Im looking to show that if $f$ is a Lebesgue integrable function on $E$ and if $$S_n=\{x \in E \mid |f(x)|\geq n\} $$ Then $$\lim_{n \to \infty} n \cdot m(S_n)=0 $$
We proved the Dominated convergence theorem, continuity from above, continuity from below, and a few other basic theorems from measure theory and Lebesgue theory. I'm not sure how to approach this type of problem since its not clear to be why this is important or how it relates to these topics.

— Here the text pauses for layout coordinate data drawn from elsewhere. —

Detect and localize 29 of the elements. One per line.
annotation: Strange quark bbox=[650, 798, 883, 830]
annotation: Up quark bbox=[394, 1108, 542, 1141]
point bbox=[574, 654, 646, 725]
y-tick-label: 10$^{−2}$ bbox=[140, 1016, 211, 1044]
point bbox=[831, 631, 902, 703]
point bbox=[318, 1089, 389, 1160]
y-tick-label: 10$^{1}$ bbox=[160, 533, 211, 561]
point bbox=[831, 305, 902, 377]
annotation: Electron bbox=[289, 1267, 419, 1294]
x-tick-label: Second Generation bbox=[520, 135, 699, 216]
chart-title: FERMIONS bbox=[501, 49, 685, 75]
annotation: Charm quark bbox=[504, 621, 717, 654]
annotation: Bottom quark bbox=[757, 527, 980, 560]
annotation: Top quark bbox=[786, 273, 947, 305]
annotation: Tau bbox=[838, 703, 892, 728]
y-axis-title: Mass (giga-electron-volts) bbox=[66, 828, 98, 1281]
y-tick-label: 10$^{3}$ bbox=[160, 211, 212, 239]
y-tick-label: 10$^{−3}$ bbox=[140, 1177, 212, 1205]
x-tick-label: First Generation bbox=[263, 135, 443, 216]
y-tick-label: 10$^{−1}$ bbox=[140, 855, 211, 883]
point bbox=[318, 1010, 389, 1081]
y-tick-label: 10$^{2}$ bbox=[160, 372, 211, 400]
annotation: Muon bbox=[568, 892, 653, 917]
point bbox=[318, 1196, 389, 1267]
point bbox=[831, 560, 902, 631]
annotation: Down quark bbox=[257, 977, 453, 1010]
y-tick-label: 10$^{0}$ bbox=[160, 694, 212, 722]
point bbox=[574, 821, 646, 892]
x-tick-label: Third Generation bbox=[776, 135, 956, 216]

Observe that $$\begin{aligned} \int_E |f| &= \int_{S_n} |f| + \int_{E \setminus S_n} |f| \\ &\geq \int_{S_n} n + \int_{E \setminus S_n} |f| \\ &= n\cdot m(S_n) + \int_{E \setminus S_n} |f| \\ \end{aligned}$$ As $\int_E |f|$ is finite, so is $\int_{E \setminus S_n} |f|$, so we can subtract the latter from both sides to obtain $$\begin{aligned} n\cdot m(S_n) &\leq \int_E |f| - \int_{E \setminus S_n} |f| \\ &= \int_{S_n} |f| \\ &= \int_E |f|\ \chi_{S_n} \\ \end{aligned}$$ where $\chi_{S_n}$ is the characteristic function of $S_n$. The integrand on the RHS is dominated by the integrable function $|f|$ and converges a.e. to zero, hence by the dominated convergence theorem we have $$\begin{aligned} \lim_{n \to \infty}n\cdot m(S_n) &\leq \lim_{n \to \infty}\int_E |f|\ \chi_{S_n} \\ &= \int_E \lim_{n \to \infty} |f|\ \chi_{S_n} \\ &= 0 \end{aligned}$$ As the LHS is nonnegative, this gives us the desired result.